Sağlık meslek liselerinin yeniden hemşirelik eğitimine başlaması (eğitim süresi 4 yıl, ortaokul sonrası- 5 yıl için 2007-2012) Sağlık İstatistikleri Yıllığı’na (2008) göre sağlık meslek liselerinin hemşirelik bölümlerinden 2004-2008 yılları arasında 6.553 öğrencinin mezun olduğu belirtilmektedir.
Hemşirelik Lisans Tamamlama (HELİTAM) Programı (eğitim süresi 2 yıl, ön lisans sonrası- 2 yıl için 2009-2011).
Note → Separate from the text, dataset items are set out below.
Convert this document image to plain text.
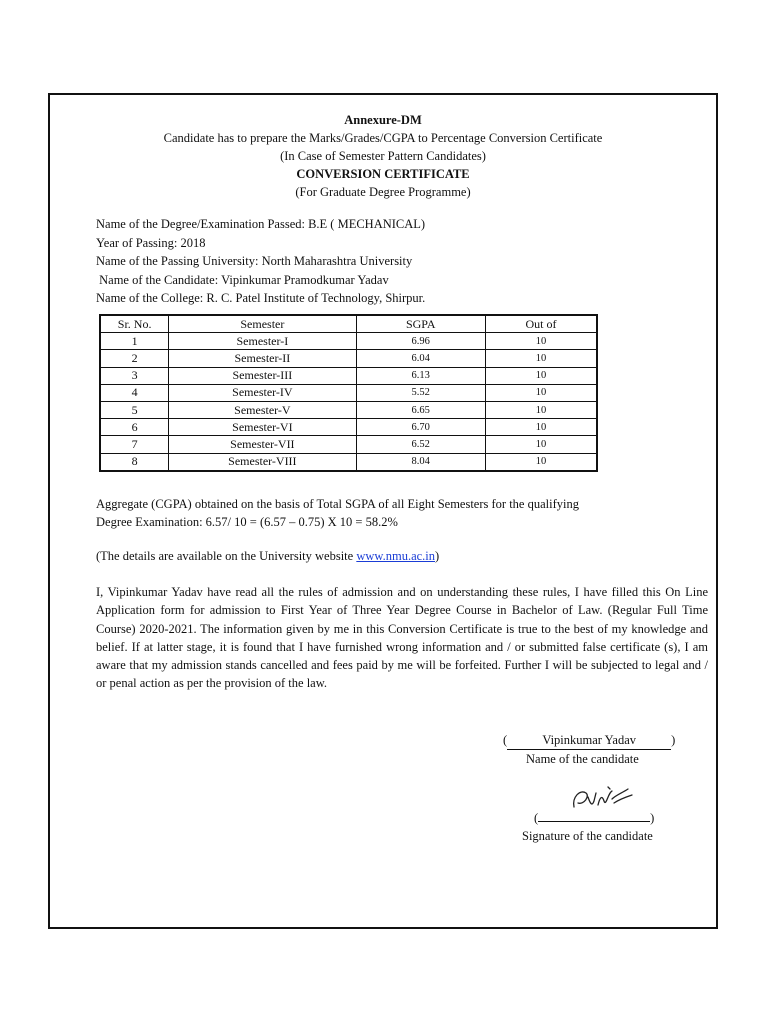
Annexure-DM
Candidate has to prepare the Marks/Grades/CGPA to Percentage Conversion Certificate
(In Case of Semester Pattern Candidates)
CONVERSION CERTIFICATE
(For Graduate Degree Programme)
Name of the Degree/Examination Passed: B.E ( MECHANICAL)
Year of Passing: 2018
Name of the Passing University: North Maharashtra University
Name of the Candidate: Vipinkumar Pramodkumar Yadav
Name of the College: R. C. Patel Institute of Technology, Shirpur.
Sr. No.	Semester	SGPA	Out of
1	Semester-I	6.96	10
2	Semester-II	6.04	10
3	Semester-III	6.13	10
4	Semester-IV	5.52	10
5	Semester-V	6.65	10
6	Semester-VI	6.70	10
7	Semester-VII	6.52	10
8	Semester-VIII	8.04	10
Aggregate (CGPA) obtained on the basis of Total SGPA of all Eight Semesters for the qualifying
Degree Examination: 6.57/ 10 = (6.57 – 0.75) X 10 = 58.2%
(The details are available on the University website www.nmu.ac.in)
I, Vipinkumar Yadav have read all the rules of admission and on understanding these rules, I have filled this On Line Application form for admission to First Year of Three Year Degree Course in Bachelor of Law. (Regular Full Time Course) 2020-2021. The information given by me in this Conversion Certificate is true to the best of my knowledge and belief. If at latter stage, it is found that I have furnished wrong information and / or submitted false certificate (s), I am aware that my admission stands cancelled and fees paid by me will be forfeited. Further I will be subjected to legal and / or penal action as per the provision of the law.
(	Vipinkumar Yadav	)
Name of the candidate
(	)
Signature of the candidate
Kamu veya özel sektörde çalışmakta olan hemşirelik ile sağlık memurluğu bölümü/programı ön lisans mezunu sağlık çalışanlarının uzaktan eğitim yoluyla lisans tamamlama eğitimlerini gerçekleştirmek amacıyla Sağlık Bakanlığı ile Atatürk Üniversitesi arasında yapılan protokole bağlı olarak yürütülen lisans tamamlama programıdır. Programa 2009-2010 öğretim yılında 13.000 öğrenci alınmıştır.
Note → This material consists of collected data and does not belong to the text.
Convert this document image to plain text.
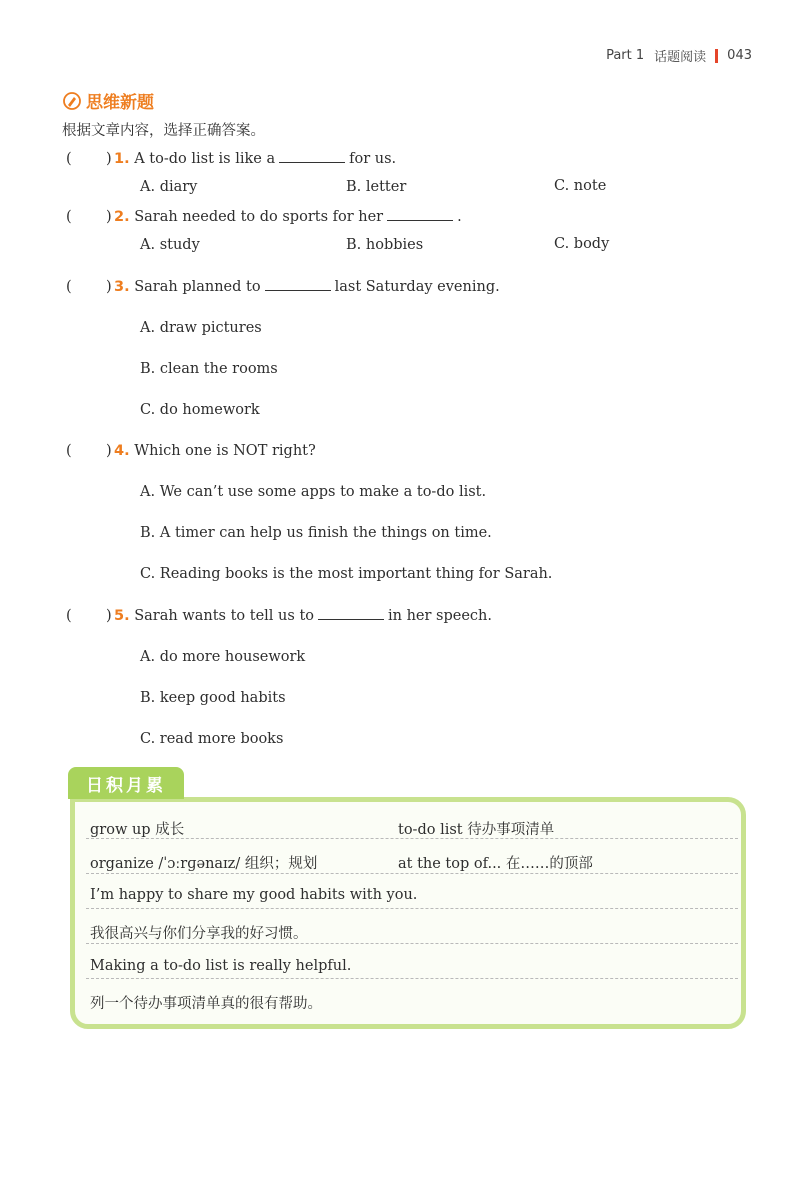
Part 1 话题阅读 043
思维新题
根据文章内容，选择正确答案。
( ) 1. A to-do list is like a	for us.
A. diary	B. letter	C. note
( ) 2. Sarah needed to do sports for her	.
A. study	B. hobbies	C. body
( ) 3. Sarah planned to	last Saturday evening.
A. draw pictures
B. clean the rooms
C. do homework
( ) 4. Which one is NOT right?
A. We can’t use some apps to make a to-do list.
B. A timer can help us finish the things on time.
C. Reading books is the most important thing for Sarah.
( ) 5. Sarah wants to tell us to	in her speech.
A. do more housework
B. keep good habits
C. read more books
日积月累
grow up 成长	to-do list 待办事项清单
organize /ˈɔːrɡənaɪz/ 组织；规划	at the top of... 在……的顶部
I’m happy to share my good habits with you.
我很高兴与你们分享我的好习惯。
Making a to-do list is really helpful.
列一个待办事项清单真的很有帮助。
Günümüzde değişimin sürekliliği ve hızı, eğitim kurumlarında kazandırılan bilgi ve becerilerin zaman içinde yetersiz kalmasına neden olmakta, yaşam boyu öğrenmeyi gerekli kılmaktadır. Yaşam boyu öğrenme bir taraftan ekonomik rekabeti güçlendirip iş bulmayı kolaylaştırırken, diğer taraftan sosyal dışlanmaya karşı mücadele olanağı sağlamaktadır. Ayrıca, yaşam boyu öğrenme becerilerine sahip olmak fırsat eşitliği ve sosyal bütünleşme için de önemlidir.
Bu açıdan bakıldığında hemşirelik eğitiminde yapılan bu iyileştirme çabalarının (lisans tamamlama) mesleğe hem olumlu hem de olumsuz etkileri olmaktadır.
Olumlu etkilerden biri bilgiye ulaşabilen, ulaştığı bilgiyi kendi yapısına uydurabilen, buna yenilerini katabilen ve bilgilerini topluma yayan mesleklerin daha güçlü olacaklarıdır. Olumsuz etkilerinden biri ise aynı görevi yapan farklı (lise, ön lisans, lisans, lisansüstü) seviyelerde eğitim alan hemşirelerin bir taraftan sağlık meslek liselerinde yeniden eğitime başlaması, diğer taraftan meslektaşlarımızın pek çoğuna lisans eğitimini tamamlamalarına olanak sağlanması ile ilgili konularda büyük oranda düşünce ayrılıklarının olmasıdır. Bu olumsuz düşüncelerin temeli yeterli ve uygun eğitimin verilmesi konusundaki endişelerdir. Güvenli bakımın verilmesinde hemşirelerin eğitimi önemli unsurlardan biridir. Hemşirelik eğitimi ile ilgili yapılacak aktivitelerde daha geniş tabanlı destek gruplarının oluşturulması, bunun için üniversitelerin ve konu ile ilgili sivil toplum kuruluşlarının yer alması mesleğimizin gelişme çabalarına olumlu katkı sağlayacaktır.
Tüm dünyada sağlık bakımının verilmesinde anahtar grup hemşirelerdir. İyi eğitim alan hemşirelerin hastalara kaliteli ve güvenli bakım vermesi tüm sağlık sisteminin sonuçlarını olumlu yönde etkilemektedir. Hemşireler sağlık bakımında en fazla iş gücünü oluşturan grup olarak insanlara doğumdan ölüme kadar yaşamlarının her döneminde sağlık bakımı veren özel mesleklerden biridir. İyi hemşirelik bakımı almak tüm insanların en doğal haklarından biridir.